Mr. Chambers was convicted of causing a menace and assessed fines and court costs of nearly $5,000. The crime sounds perilously close to what we call breach of the peace here in the land of the free. You breach the peace when you cause annoyance, alarm and inconvenience to another. Put another way, we're all criminals from time to time. It's what makes life worth living. At least I hope that is so.

But try telling that to the stuffy nitwit of a judge who rejected Mr. Chambers' appeal. "Anyone in this country in the present climate of terrorist threats, especially at airports, could not be unaware of the possible consequences" of this message, said the Honorable Jacqueline "Twitwit" Davies." If the goal of terrorism is to alter perceptions and rent a space in the hearts and minds of those they attack, Judge Davies is bought and paid for. She is a clear and present danger to freedom of speech.

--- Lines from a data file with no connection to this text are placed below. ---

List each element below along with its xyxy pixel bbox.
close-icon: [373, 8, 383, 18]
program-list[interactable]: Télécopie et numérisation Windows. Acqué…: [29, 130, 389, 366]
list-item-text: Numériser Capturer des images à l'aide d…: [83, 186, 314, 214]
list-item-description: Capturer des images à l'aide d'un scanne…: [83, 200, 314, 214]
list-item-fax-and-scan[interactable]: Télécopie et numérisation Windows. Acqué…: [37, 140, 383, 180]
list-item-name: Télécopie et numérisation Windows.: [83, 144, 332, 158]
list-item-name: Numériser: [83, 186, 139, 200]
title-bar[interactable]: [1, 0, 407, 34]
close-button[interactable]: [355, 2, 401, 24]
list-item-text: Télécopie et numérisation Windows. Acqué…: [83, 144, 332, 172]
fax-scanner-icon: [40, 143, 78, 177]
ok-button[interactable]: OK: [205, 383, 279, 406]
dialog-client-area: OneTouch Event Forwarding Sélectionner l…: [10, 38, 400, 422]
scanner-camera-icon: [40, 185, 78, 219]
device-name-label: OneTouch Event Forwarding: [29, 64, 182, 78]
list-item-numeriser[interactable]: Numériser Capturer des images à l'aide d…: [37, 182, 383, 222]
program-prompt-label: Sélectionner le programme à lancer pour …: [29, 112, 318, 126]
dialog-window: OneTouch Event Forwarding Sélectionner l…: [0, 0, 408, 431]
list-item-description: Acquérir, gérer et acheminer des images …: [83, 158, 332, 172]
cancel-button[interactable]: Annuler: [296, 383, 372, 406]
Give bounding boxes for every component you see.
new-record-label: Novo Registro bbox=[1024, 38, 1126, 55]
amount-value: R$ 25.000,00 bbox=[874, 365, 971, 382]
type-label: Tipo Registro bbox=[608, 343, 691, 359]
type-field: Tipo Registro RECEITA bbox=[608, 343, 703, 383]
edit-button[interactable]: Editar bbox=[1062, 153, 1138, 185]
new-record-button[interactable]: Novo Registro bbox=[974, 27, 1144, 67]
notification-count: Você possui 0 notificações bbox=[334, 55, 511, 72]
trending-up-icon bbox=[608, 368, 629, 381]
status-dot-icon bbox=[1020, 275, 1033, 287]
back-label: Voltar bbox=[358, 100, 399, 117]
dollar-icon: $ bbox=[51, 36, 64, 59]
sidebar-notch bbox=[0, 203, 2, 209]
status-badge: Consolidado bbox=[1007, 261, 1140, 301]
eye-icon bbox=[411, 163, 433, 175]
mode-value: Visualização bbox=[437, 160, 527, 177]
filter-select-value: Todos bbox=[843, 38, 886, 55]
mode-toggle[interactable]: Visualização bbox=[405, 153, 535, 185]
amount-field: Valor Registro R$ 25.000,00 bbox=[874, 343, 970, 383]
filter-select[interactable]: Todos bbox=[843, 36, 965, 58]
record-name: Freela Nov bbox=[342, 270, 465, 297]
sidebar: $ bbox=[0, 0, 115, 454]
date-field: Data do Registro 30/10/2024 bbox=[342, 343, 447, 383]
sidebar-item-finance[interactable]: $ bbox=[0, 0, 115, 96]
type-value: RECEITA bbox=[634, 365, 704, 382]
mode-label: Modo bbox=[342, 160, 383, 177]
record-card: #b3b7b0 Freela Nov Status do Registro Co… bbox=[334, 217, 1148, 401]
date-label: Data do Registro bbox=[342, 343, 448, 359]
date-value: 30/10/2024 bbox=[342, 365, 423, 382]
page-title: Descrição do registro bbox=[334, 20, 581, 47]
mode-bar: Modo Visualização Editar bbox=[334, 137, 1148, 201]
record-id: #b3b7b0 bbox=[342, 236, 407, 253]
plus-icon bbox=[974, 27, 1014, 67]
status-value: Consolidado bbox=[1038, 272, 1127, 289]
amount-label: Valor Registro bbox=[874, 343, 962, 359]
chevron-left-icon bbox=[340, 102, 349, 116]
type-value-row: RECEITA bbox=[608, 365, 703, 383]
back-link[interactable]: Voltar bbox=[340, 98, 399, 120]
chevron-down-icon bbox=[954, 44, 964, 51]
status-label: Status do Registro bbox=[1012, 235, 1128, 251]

The hooplah over Robin Hood Airport has become a hot topic online. Merry pranskers are now threatening to blow up Parliament, the White House, NBC, the world, and all sorts of other locations, daring law enforcement to strike at all those with the temerity to thumb their nose at those crying "Safety, security uber alles."  These new Twitterati have even adopted a rallying cry: "I am Paul Chambers," they write. The line is a take off of the cry made by fictional rebels in the Kirk Douglas film Sparatacus. After Roman legions crushed the rebellion led by Spartacus in the first century B.C.E., the film shows Roman commanders rooting among the captured rebels for their leader. "I am Spartacus," the men cried, in an effort to frustrate their captors. It makes for entertaining viewing.

Reality was far less entertaining, both for Spartacus and his followers. Sparactacs himself was most likely killed on the battlefield in 71 B.C.E., historians tells us, although his remains were never found. Those of his followers who survived the final conflict were rounded up by the Romans and crucified. As many as six thousand crosses were posted along a major thoroughfare leading to Rome and the rebels were left to die, the better to warn other dispossessed folks not to raise their arms against the majesty of Rome. Power won in the Spartacus Wars. It usually does, making timid revolutionaries of all but the bravest and most desperate of souls.

Don't get me wrong. I am still rooting for Mr. Chambers and his supporters.  Speak up, act up and play the role of merry prankster all you can, I say. Just hope for a better than that which befell Spartacus. Power killed him, just as it slapped Mr. Chambers down for the simple act of using barbed speech to express frustration. Are we safe enough yet?

Also listed under: Internet Pathology

Comments: (1)

  • I am Spartacus
    I'm off topic and I apologize up front. I'm sorry, but this is the kind of thing that I have long thought appropriate as an act of civil disobedience for RSOL. You stated at the RSOL meeting that you are nearly one of us. I think most people are sex offenders and we should go in large groups to register as such, whether there are charges existing or not.